Obaj agenci ścigali wzrokiem parowiec, póki nie znikł za zakrętem, po czym wziąwszy się pod ramię wdrapali się na stromy brzeg i wrócili na stację. Przebywali od niedawna w tym kraju rozległym i niezbadanym, znajdując się ciągle wśród białych, pod okiem i przewodnictwem zwierzchników. A teraz - ponieważ ich tępe dusze nie ulegały subtelnym wpływom otoczenia - poczuli się bardzo samotni znalazłszy się nagle w bezpośrednim zetknięciu z dziczą - która wydawała się jeszcze dziwniejsza i bardziej niezrozumiała wskutek tajemniczych przejawów bujnego życia. Kayerts i Carlier byli okazami ludzi idealnie bezbarwnych i niedołężnych; istnienie ich umożliwiał tylko wysoki poziom organizacji właściwej tłumom cywilizowanym. Niewielu zdaje sobie sprawę z tego, że ich życie, istota ich charakteru, zdolności ich i zuchwalstwa wypływają tylko z wiary w bezpieczeństwo otoczenia. Odwaga, spokój, zaufanie; uczucia i zasady; wszystkie wielkie i wszystkie błahe myśli należą nie do jednostki, lecz do tłumu: do tłumu, który wierzy ślepo w niewzruszoną siłę swych instytucji i swej moralności, w potęgę swej policji i swej opinii. Ale zetknięcie się z nagą, nieokiełznaną dziczą, z pierwotną naturą i pierwotnym człowiekiem wzbudza w sercu nagły i głęboki niepokój. Poczucie, że się jest jednym jedynym ze swej rasy; jasne uświadomienie sobie samotności swych myśli, swych wrażeń, zaprzeczenie tego, co jest zwykłe, co jest pewne - wszystko to łączy się ze stwierdzeniem niezwykłości, która jest groźna, z odczuciem rzeczy niewyraźnych, nieuchwytnych i odrażających, których niepokojące wtargnięcie podnieca wyobraźnię i wstrząsa nerwami zarówno głupich, jak i mądrych ludzi.
Kayerts i Carlier szli trzymając się pod rękę i tuląc się do siebie jak dzieci w ciemnościach - i obaj mieli jednakowe, nawet niekoniecznie przykre wyczucie niebezpieczeństwa, które uważa się raczej za wytwór wyobraźni. Gawędzili poufale i bez przerwy.
- Nasza stacja jest ładnie położona - odezwał się jeden. Drugi potwierdził to z zapałem, rozwodząc się obszernie nad pięknością okolicy. Przechodzili właśnie obok grobu:
- Biedaczysko! - odezwał się Kayerts.
- Umarł na febrę, prawda? - mruknął Carlier i przystanął.
- Jakże nie miał umrzeć - odparł Kayerts z oburzeniem - mówiono mi, że lekkomyślnie włóczył się po słońcu. Każdy przyzna, że tutejszy klimat wcale nie jest gorszy od naszego, tylko trzeba wystrzegać się słońca. Słyszysz, Carlier? Ja jestem tutaj panem i rozkazuję ci, abyś się nie włóczył po słońcu!

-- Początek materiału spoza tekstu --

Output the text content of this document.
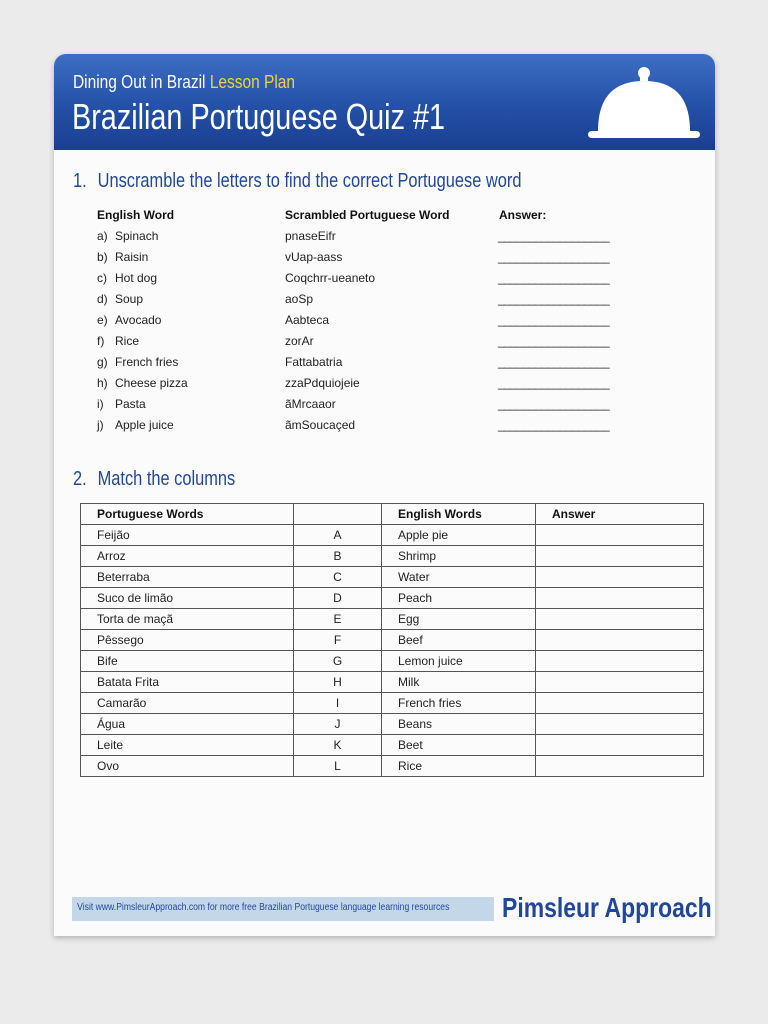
Dining Out in Brazil Lesson Plan
Brazilian Portuguese Quiz #1
1. Unscramble the letters to find the correct Portuguese word
English Word	Scrambled Portuguese Word	Answer:
a) Spinach	pnaseEifr	__________________
b) Raisin	vUap-aass	__________________
c) Hot dog	Coqchrr-ueaneto	__________________
d) Soup	aoSp	__________________
e) Avocado	Aabteca	__________________
f) Rice	zorAr	__________________
g) French fries	Fattabatria	__________________
h) Cheese pizza	zzaPdquiojeie	__________________
i) Pasta	ãMrcaaor	__________________
j) Apple juice	ãmSoucaçed	__________________
2. Match the columns
Portuguese Words		English Words	Answer
Feijão	A	Apple pie	
Arroz	B	Shrimp	
Beterraba	C	Water	
Suco de limão	D	Peach	
Torta de maçã	E	Egg	
Pêssego	F	Beef	
Bife	G	Lemon juice	
Batata Frita	H	Milk	
Camarão	I	French fries	
Água	J	Beans	
Leite	K	Beet	
Ovo	L	Rice	
Visit www.PimsleurApproach.com for more free Brazilian Portuguese language learning resources	Pimsleur Approach
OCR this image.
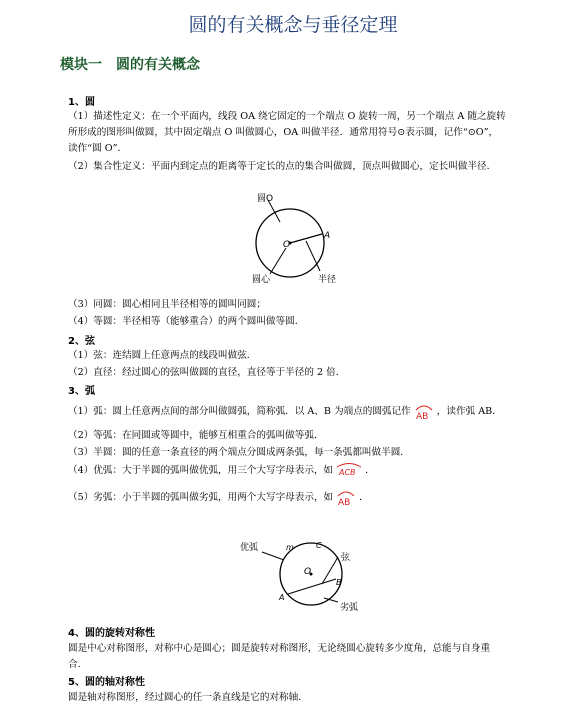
圆的有关概念与垂径定理
模块一 圆的有关概念
1、圆
（1）描述性定义：在一个平面内，线段 OA 绕它固定的一个端点 O 旋转一周，另一个端点 A 随之旋转
所形成的图形叫做圆，其中固定端点 O 叫做圆心，OA 叫做半径．通常用符号⊙表示圆，记作“⊙O”，
读作“圆 O”．
（2）集合性定义：平面内到定点的距离等于定长的点的集合叫做圆，顶点叫做圆心，定长叫做半径．
圆O
O
A
圆心	半径
（3）同圆：圆心相同且半径相等的圆叫同圆；
（4）等圆：半径相等（能够重合）的两个圆叫做等圆．
2、弦
（1）弦：连结圆上任意两点的线段叫做弦．
（2）直径：经过圆心的弦叫做圆的直径，直径等于半径的 2 倍．
3、弧
（1）弧：圆上任意两点间的部分叫做圆弧，简称弧．以 A、B 为端点的圆弧记作 AB ，读作弧 AB．
（2）等弧：在同圆或等圆中，能够互相重合的弧叫做等弧．
（3）半圆：圆的任意一条直径的两个端点分圆成两条弧，每一条弧都叫做半圆．
（4）优弧：大于半圆的弧叫做优弧，用三个大写字母表示，如 ACB ．
（5）劣弧：小于半圆的弧叫做劣弧，用两个大写字母表示，如 AB ．
优弧	m	C
弦
O
B
A
劣弧
4、圆的旋转对称性
圆是中心对称图形，对称中心是圆心；圆是旋转对称图形，无论绕圆心旋转多少度角，总能与自身重
合．
5、圆的轴对称性
圆是轴对称图形，经过圆心的任一条直线是它的对称轴．
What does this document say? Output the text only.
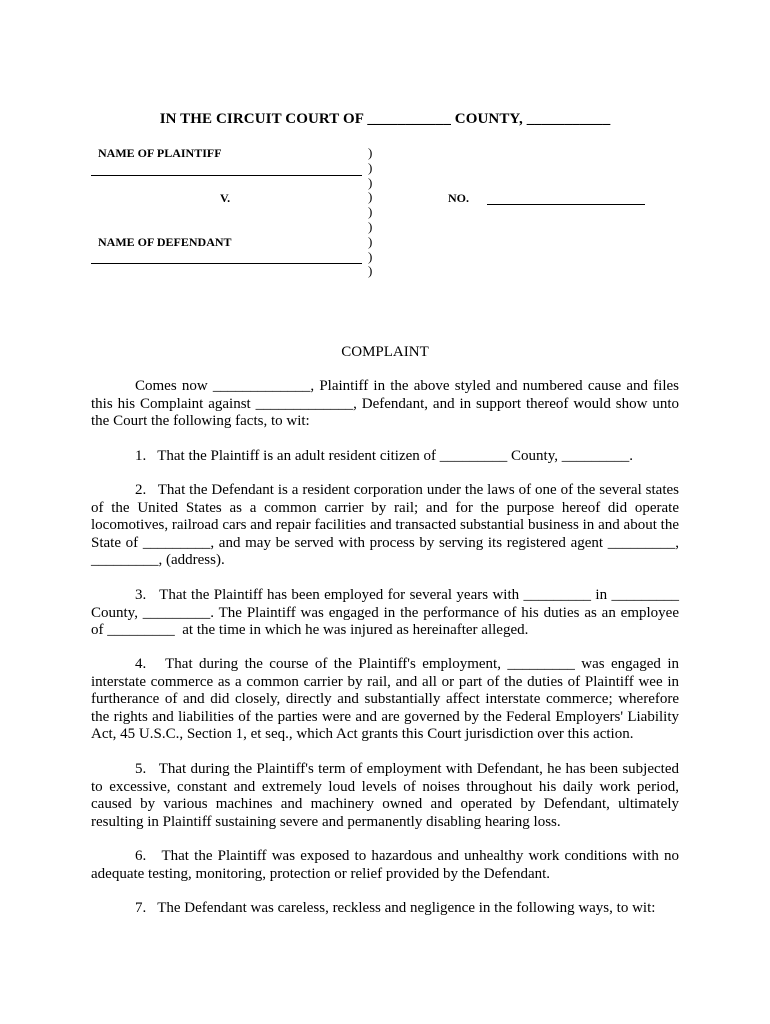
IN THE CIRCUIT COURT OF ___________ COUNTY, ___________
NAME OF PLAINTIFF
V.
NAME OF DEFENDANT
)
)
)
)
)
)
)
)
)
NO.
COMPLAINT

Comes now _____________, Plaintiff in the above styled and numbered cause and files this his Complaint against _____________, Defendant, and in support thereof would show unto the Court the following facts, to wit:

1.   That the Plaintiff is an adult resident citizen of _________ County, _________.

2.   That the Defendant is a resident corporation under the laws of one of the several states of the United States as a common carrier by rail; and for the purpose hereof did operate locomotives, railroad cars and repair facilities and transacted substantial business in and about the State of _________, and may be served with process by serving its registered agent _________, _________, (address).

3.   That the Plaintiff has been employed for several years with _________ in _________ County, _________. The Plaintiff was engaged in the performance of his duties as an employee of _________  at the time in which he was injured as hereinafter alleged.

4.   That during the course of the Plaintiff's employment, _________ was engaged in interstate commerce as a common carrier by rail, and all or part of the duties of Plaintiff wee in furtherance of and did closely, directly and substantially affect interstate commerce; wherefore the rights and liabilities of the parties were and are governed by the Federal Employers' Liability Act, 45 U.S.C., Section 1, et seq., which Act grants this Court jurisdiction over this action.

5.   That during the Plaintiff's term of employment with Defendant, he has been subjected to excessive, constant and extremely loud levels of noises throughout his daily work period, caused by various machines and machinery owned and operated by Defendant, ultimately resulting in Plaintiff sustaining severe and permanently disabling hearing loss.

6.   That the Plaintiff was exposed to hazardous and unhealthy work conditions with no adequate testing, monitoring, protection or relief provided by the Defendant.

7.   The Defendant was careless, reckless and negligence in the following ways, to wit:
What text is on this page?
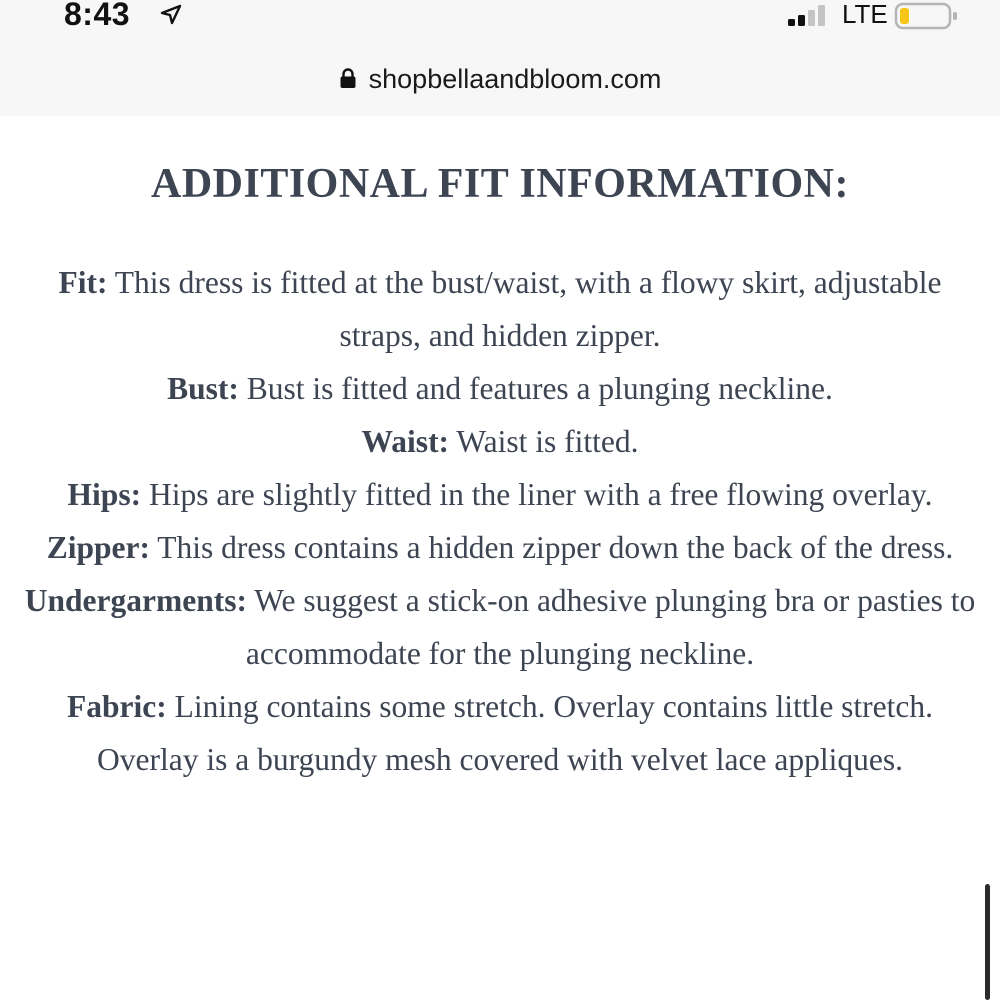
8:43	LTE
shopbellaandbloom.com
ADDITIONAL FIT INFORMATION:

Fit: This dress is fitted at the bust/waist, with a flowy skirt, adjustable straps, and hidden zipper.

Bust: Bust is fitted and features a plunging neckline.

Waist: Waist is fitted.

Hips: Hips are slightly fitted in the liner with a free flowing overlay.

Zipper: This dress contains a hidden zipper down the back of the dress.

Undergarments: We suggest a stick-on adhesive plunging bra or pasties to accommodate for the plunging neckline.

Fabric: Lining contains some stretch. Overlay contains little stretch. Overlay is a burgundy mesh covered with velvet lace appliques.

Przybrał żartobliwy ton zwierzchnika, ale w gruncie rzeczy mówił poważnie. Myśl, że mógłby pochować Carliera i pozostać samotny, przejmowała go dreszczem. Poczuł nagle, że ten Carlier bliższy mu jest tutaj, w środku Afryki, niż rodzony brat w innych okolicznościach. Carlier, wpadając w ten sam ton, zasalutował i odparł rześko:
- Rozkaz pana będzie wykonany, panie naczelniku! - Roześmiał się, poklepał Kayertsa po ramieniu i zawołał: - Dobrze się nam będzie działo! Mamy tylko siedzieć na miejscu i zbierać kość słoniową, którą te dzikusy będą nam przynosiły. W gruncie rzeczy ten kraj ma swoje dobre strony!
Wybuchnęli obaj głośnym śmiechem, a Carlier pomyślał:
- Biedny ten Kayerts; taki jest tłusty i nietęgo się czuje. To by było straszne, gdybym go musiał tu pochować. Mam dla niego dużo szacunku... - Nim jeszcze znaleźli się na werandzie, mówili jeden do drugiego "mój kochany".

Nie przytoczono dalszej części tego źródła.